Modeling a Pandemic 

Aim: To explain how any infection spreads creating a pandemic (the worldwide spread of a new disease)

Complexity & duration: Low; 10-15 minutes

Location: Inside

Cost: < £5

Materials & Equipment: Transparent cups (at least 2), water, bicarbonate soda (baking soda), red food colouring agent (containing: Anthocyanin), gloves


Procedure: 

Cup 1: Mix 1 spoonful of baking soda with one cup of normal water to get a clear transparent solution. This represents our healthy population. You can have more of these cups to represent different countries and make this more interesting.

Cup 2: Mix 2-3 drops of red food colouring agent (containing anthocyanin) to half a cup of water. This light red solution represents the infected population. Alternatively, you can make your own red colour solution by pouring boiling water into a cup of chopped red cabbage leaves or red beetroot and straining it to obtain a warm red juice to be used here.

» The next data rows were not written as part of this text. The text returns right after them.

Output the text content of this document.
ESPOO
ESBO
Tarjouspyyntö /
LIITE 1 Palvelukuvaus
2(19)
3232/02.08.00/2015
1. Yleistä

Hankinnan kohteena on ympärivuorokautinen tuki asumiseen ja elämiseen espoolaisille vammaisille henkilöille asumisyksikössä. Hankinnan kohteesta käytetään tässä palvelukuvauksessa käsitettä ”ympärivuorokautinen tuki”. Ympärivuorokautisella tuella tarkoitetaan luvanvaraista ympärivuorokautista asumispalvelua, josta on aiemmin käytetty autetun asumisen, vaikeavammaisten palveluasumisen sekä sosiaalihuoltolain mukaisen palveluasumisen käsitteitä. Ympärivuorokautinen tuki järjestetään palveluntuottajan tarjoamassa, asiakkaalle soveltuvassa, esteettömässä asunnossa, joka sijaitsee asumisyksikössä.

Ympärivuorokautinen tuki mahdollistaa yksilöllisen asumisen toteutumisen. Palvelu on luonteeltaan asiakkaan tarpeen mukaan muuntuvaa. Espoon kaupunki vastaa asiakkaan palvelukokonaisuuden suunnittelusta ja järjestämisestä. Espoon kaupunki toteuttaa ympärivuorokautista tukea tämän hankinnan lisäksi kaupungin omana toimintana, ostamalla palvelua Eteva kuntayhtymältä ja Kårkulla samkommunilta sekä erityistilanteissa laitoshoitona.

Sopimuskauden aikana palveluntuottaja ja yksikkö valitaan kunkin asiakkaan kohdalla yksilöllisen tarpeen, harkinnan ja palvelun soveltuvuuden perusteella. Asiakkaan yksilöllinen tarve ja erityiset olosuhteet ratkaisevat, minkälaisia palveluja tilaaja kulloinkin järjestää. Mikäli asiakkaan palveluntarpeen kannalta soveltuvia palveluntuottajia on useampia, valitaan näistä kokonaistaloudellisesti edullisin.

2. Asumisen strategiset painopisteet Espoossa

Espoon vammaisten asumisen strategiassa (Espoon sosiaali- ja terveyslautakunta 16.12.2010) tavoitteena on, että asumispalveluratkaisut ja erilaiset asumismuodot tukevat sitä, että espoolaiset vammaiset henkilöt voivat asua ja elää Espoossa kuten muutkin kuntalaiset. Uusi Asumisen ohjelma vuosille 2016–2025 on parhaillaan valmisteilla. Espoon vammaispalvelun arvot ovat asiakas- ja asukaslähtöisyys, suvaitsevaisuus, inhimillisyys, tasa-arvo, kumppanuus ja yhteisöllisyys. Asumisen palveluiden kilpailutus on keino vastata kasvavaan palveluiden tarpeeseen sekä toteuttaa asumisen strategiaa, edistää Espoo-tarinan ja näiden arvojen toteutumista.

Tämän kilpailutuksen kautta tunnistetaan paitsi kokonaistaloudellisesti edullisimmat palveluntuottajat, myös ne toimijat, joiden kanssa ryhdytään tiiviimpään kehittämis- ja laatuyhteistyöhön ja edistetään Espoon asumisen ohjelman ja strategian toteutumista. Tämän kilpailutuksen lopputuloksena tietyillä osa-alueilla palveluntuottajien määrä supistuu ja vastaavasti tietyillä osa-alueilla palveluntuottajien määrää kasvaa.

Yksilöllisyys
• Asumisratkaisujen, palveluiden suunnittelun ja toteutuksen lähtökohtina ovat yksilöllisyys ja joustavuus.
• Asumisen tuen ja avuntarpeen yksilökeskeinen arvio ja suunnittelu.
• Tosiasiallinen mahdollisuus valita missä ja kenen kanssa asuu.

Slowly add the red solution (cup 2) to the clear transparent solution (cup 1) to mimic the mixing of infected population with the healthy population.

What did you observe?

Learning outcomes:

  • This experiment gives a visual analogy of how an infection spreads due to contact between people and how social distancing (keeping the infected and healthy populations apart) is important to reduce the spread of infection.

You can try using various other edible items from your kitchen to see how the colour changes for this experiment (https://sciencenotes.org/edible-ph-indicators-from-your-kitchen-and-garden/).

Science fact: The baking soda mixed with water forms an alkaline solution (colourless). Addition of the red colouring agent changes the solution to dark blue instead of red since the anthocyanin in the colouring agent used here acts as a pH indicator. The pH of baking soda is around 8.3. 

RISK ASSESSMENT

Adult supervision is required for any experiment!

HAZARD

Likelihood and Seriousness of Injury

Control Measures

Remaining Risk

Baking soda

Can get into the eyes or nose or mouth

Be careful when putting baking soda, remain at a distance. Do not breath in while adding. If baking soda gets into the eye, flush eyes with plenty of water. 

Low

Food colouring

Can get into the eyes

Be careful not to touch eyes with fingers. If soap gets into the eye wash with plenty of water.

Low

 

First Aid: If baking soda gets in contact with the eyes flush them with plenty of water; if it comes in contact with your skin, wash with plenty of soap and water; if inhaled, move the individual immediately to an area with fresh air; if ingested, drink plenty of water. Seek medical attention if irritation or discomfort persists in any of these cases.

Remember - never do experiments alone!